Library
What is my responsibility to find my ancestors and prepare names for temple work?
March 1975


“What is my responsibility to find my ancestors and prepare names for temple work?” Ensign, Mar. 1975, 32–33

I understand that the Genealogical Society does research independently of the research done by members of the Church and that the names thus collected are sent directly to the temple. What does this mean about my responsibility to find my ancestors and prepare names for temple work?

Elder Theodore M. Burton, Assistant to the Council of the Twelve and President of the Genealogical Society

The Genealogical Society does not do genealogical research work, for that is the responsibility of individual Church members as they go about the work of identifying ancestors and charting their family relationships. This is the real meaning of “genealogy work.” We do have the responsibility to assist Church members as they fulfill their obligation to do the temple ordinance work for their ancestors.

With the dedication of the Washington Temple, the Church now has 16 temples in operation.

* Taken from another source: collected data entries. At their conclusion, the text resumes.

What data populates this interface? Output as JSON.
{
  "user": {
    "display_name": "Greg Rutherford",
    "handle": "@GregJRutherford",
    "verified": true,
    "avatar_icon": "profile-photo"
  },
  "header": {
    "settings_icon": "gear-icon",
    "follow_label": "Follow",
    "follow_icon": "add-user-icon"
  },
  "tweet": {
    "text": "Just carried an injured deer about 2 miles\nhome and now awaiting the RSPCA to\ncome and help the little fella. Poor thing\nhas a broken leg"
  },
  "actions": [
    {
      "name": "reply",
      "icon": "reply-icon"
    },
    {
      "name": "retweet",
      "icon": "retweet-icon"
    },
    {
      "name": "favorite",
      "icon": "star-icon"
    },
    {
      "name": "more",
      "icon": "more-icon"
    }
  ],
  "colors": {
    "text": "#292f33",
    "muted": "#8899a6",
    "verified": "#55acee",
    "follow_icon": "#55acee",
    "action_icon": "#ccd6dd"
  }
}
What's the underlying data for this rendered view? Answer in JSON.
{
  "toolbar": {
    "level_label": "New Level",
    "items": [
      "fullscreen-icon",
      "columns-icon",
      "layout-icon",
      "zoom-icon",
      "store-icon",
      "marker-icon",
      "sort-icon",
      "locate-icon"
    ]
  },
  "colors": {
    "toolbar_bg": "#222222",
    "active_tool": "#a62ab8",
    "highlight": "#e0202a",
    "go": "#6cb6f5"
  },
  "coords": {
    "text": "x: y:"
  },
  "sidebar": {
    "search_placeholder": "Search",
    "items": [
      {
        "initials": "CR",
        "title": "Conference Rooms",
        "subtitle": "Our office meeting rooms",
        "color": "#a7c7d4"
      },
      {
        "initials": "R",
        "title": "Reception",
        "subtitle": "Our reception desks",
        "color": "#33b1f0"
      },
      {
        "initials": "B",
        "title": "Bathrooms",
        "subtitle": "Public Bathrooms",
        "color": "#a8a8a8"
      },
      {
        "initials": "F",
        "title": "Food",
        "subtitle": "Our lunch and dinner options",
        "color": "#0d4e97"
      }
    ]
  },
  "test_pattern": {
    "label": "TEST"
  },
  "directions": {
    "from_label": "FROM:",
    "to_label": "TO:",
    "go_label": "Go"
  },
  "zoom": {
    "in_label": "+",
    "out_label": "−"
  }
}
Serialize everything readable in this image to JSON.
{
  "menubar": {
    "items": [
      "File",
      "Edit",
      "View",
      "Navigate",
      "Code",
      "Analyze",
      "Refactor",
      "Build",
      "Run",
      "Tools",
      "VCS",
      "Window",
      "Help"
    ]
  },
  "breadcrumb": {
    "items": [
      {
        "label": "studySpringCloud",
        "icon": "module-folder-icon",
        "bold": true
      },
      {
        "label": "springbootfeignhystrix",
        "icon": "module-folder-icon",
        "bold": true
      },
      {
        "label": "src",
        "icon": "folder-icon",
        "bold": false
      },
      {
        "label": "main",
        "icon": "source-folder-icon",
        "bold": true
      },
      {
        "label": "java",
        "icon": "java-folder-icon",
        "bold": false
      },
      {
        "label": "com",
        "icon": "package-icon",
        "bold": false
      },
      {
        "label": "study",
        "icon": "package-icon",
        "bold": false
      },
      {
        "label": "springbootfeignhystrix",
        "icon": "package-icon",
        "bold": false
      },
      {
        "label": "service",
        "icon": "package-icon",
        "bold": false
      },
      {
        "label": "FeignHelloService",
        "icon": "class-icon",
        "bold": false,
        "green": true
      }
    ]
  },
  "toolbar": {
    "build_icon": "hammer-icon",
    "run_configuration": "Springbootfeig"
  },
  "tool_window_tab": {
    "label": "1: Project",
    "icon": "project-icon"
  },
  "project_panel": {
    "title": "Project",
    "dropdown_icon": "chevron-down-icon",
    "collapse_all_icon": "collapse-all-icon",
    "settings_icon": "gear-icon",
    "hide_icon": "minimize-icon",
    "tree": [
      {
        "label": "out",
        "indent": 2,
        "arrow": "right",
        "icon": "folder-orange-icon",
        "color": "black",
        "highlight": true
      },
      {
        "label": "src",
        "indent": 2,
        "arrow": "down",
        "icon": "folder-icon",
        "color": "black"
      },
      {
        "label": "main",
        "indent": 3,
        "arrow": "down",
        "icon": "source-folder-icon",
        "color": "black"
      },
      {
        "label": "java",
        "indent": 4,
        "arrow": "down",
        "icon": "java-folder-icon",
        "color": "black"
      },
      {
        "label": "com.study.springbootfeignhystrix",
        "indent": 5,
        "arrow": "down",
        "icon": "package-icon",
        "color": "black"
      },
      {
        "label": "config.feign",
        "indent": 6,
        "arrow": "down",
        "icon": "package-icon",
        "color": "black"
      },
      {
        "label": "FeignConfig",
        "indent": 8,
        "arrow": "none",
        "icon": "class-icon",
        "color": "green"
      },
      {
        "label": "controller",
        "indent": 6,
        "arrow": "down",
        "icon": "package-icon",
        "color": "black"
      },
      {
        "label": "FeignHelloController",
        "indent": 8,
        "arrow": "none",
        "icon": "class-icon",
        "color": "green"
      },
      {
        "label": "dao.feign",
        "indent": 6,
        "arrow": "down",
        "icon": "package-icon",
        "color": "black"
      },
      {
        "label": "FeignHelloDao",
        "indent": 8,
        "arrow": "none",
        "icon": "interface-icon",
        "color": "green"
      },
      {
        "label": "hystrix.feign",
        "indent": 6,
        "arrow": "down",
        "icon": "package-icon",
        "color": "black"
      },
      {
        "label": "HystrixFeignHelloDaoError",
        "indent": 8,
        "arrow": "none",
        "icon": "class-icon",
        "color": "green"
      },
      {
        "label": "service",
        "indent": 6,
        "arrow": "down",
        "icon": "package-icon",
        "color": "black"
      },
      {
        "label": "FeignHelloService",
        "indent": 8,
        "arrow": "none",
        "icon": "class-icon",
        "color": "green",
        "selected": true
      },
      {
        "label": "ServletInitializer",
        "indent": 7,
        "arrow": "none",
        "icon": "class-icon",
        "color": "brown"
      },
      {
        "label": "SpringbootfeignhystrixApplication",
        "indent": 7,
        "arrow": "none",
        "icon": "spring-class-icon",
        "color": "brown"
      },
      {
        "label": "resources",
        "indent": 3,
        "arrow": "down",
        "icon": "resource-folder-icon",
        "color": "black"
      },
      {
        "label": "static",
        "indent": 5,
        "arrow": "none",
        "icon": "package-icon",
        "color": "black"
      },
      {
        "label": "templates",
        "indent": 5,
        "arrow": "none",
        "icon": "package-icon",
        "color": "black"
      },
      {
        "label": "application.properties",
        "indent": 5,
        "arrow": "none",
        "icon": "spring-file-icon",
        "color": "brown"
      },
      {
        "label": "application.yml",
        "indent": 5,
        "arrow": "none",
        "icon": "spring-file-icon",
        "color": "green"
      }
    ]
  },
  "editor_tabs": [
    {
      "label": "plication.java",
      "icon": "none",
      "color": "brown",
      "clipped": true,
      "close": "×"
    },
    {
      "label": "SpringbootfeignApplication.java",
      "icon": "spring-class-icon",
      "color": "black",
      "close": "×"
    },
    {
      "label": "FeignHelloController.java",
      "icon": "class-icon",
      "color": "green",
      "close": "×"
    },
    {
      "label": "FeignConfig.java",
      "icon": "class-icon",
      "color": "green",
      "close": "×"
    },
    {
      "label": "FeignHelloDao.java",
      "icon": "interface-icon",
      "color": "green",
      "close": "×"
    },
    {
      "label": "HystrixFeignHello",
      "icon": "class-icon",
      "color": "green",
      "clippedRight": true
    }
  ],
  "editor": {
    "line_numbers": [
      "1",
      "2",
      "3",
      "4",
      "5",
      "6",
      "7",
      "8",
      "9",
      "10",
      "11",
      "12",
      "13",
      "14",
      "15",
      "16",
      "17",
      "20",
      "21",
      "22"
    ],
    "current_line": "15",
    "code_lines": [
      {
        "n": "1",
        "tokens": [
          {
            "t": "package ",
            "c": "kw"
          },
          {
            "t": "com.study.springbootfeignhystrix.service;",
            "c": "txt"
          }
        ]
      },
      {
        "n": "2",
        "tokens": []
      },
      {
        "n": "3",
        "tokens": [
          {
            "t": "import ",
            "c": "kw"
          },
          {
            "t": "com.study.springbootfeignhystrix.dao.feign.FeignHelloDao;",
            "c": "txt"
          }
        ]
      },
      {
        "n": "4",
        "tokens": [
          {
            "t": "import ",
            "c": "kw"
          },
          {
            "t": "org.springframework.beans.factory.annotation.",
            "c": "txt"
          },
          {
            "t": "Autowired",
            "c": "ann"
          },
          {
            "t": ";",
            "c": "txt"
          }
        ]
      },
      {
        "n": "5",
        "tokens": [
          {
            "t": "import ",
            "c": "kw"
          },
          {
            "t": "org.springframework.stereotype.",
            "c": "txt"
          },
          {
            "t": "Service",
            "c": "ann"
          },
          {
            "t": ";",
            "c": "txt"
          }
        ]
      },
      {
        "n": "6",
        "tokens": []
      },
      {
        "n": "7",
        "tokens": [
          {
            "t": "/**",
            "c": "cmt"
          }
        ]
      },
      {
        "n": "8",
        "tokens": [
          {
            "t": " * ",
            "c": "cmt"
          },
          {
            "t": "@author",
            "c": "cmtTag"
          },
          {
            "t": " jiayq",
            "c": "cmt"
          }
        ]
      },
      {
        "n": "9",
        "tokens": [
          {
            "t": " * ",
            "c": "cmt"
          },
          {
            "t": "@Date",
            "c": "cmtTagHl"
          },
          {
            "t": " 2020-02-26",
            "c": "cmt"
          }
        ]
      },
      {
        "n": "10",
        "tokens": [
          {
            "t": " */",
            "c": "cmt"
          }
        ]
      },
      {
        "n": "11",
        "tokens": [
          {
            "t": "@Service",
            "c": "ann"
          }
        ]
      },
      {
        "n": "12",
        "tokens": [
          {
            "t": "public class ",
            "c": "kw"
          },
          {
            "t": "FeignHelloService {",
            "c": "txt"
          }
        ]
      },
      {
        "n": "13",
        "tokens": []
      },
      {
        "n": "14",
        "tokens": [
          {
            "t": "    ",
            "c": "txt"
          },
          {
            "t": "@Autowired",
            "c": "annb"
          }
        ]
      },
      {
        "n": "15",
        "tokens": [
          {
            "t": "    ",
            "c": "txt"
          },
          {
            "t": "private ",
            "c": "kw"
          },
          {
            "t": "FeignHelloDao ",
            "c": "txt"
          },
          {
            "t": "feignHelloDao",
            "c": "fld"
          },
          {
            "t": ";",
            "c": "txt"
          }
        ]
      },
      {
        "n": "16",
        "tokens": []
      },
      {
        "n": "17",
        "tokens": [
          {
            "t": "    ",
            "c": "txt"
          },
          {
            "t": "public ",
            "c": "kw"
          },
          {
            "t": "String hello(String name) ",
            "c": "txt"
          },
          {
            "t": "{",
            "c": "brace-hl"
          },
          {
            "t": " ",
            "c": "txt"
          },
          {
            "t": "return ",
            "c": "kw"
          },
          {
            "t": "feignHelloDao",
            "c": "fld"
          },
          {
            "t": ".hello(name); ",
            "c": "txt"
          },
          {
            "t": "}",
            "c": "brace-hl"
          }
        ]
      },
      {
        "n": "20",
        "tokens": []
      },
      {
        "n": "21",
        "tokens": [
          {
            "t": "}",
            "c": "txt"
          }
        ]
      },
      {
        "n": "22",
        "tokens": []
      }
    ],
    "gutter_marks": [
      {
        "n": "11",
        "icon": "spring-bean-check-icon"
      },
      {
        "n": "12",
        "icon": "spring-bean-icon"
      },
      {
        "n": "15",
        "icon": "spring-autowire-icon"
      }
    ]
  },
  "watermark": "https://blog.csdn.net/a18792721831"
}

During the year which closed August 31, 1974, there were 2,564,037 endowments for the dead performed. The Brethren would like to see this number doubled, for temple attendance is one of the best methods of increasing our spirituality. It is for this reason that the First Presidency has charged the Genealogical Society to provide enough names to keep the temples in operation. The system we developed in response to the request is called the controlled extraction program. As can be seen from the accompanying graph, the members of the Church today are producing only 34 percent of the names used in temple ordinance work. The remainder are supplied by controlled extraction.

We take the records of individuals which are most readily obtained (these are the parish and vital statistical records) from our library. We extract them twice, using different operators, so that one operator can check the work of the other. If any discrepancies are found, these are resolved and the clean record is fed into the computer for processing for the temple.

We give first priority in processing for the temple to the records submitted by Church members, and we only fill in as needed with society-produced names. Thus, if patrons submit names to be processed through the Society, their names are given preference and society-produced duplicates are rejected.

Of course, many names submitted by the members of the Church are rejected as duplicates because the work has already been done. At the present time the rejection rate for patrons because of duplication is running about 23.9 percent. For names gathered by the Society under the controlled extraction program, the duplication rate is 19.3 percent.

The rejection rate of patron’s names could be reduced if they would consult the Society’s annual publication, Parish and Vital Records Listings, which gives information concerning which records have been processed in the controlled extraction program. In addition, a monthly supplement is printed and is available at Genealogical Society libraries.

In addition to the above loss from duplication, 11 percent of the names submitted by members of the Church are returned without any processing because the proper standards listed in the Record Submission Manual have not been followed.

In choosing registers for controlled extraction, the Society tries to choose those areas (England and New England) where the duplication rate from patron input is very high, in order to save people searching the same records time after time to see if an ancestor’s name appears. By doing the whole record where the rate of duplication is high, all names can be entered and the results printed out in alphabetical order where they can be searched with a minimum of effort.

The Society only handles those registers which are most easily searched. We do not input wills, probate and notarial records, land and military records, census records, etc. These can only be searched by Church members doing thorough genealogical research.

When we take patrons into the archives and show them how to use the family group record forms on file, they are filled with joy to find family members listed. When they discover in the temple records index bureau that the work was done by other members of the family, they are overjoyed to know the work has been done. Why, then, do some Saints feel hurt when they find we are doing work for them that saves them time and money?

Probably the reason is that we haven’t saved them anything. By not following directions, many Church members have already expended time and effort in searching out a name only to find it has already been submitted and temple work completed on it. Had they checked with us first as we ask, they could have saved both time and money. How much easier it is to look up names in an alphabetical list in a minute or so than it is to hire someone to do the work or to sit down yourself and go through a register—name by name and page by page—to see if an ancestor is listed.

Our responsibility before the Lord and to our ancestors is to see that their temple work is done. Whether we do it, or whether someone else does the temple work is immaterial. Our task is to check to see that every one of our ancestors has received these saving ordinances. It takes genealogical research to make this determination. By using the archives, supplemented by the information from the temple records, one can build a pedigree chart of the family and see if the temple work has already been done.

Nothing, then, could be more helpful to the Saints than to have all the tedious spadework in church and vital records done for them at reduced cost through the controlled extraction program. It is not a handicap, but a blessing to the Saints.

Society versus patron input

The goal of the Genealogical Society is to keep the temples supplied with names. As this graph shows, the number of names researched by the Society goes up when the number of names generated by patrons goes down; the number of Society names goes down when the number generated by patrons goes up. The general trend is towards an increase in the total number of names submitted to temples through the Society.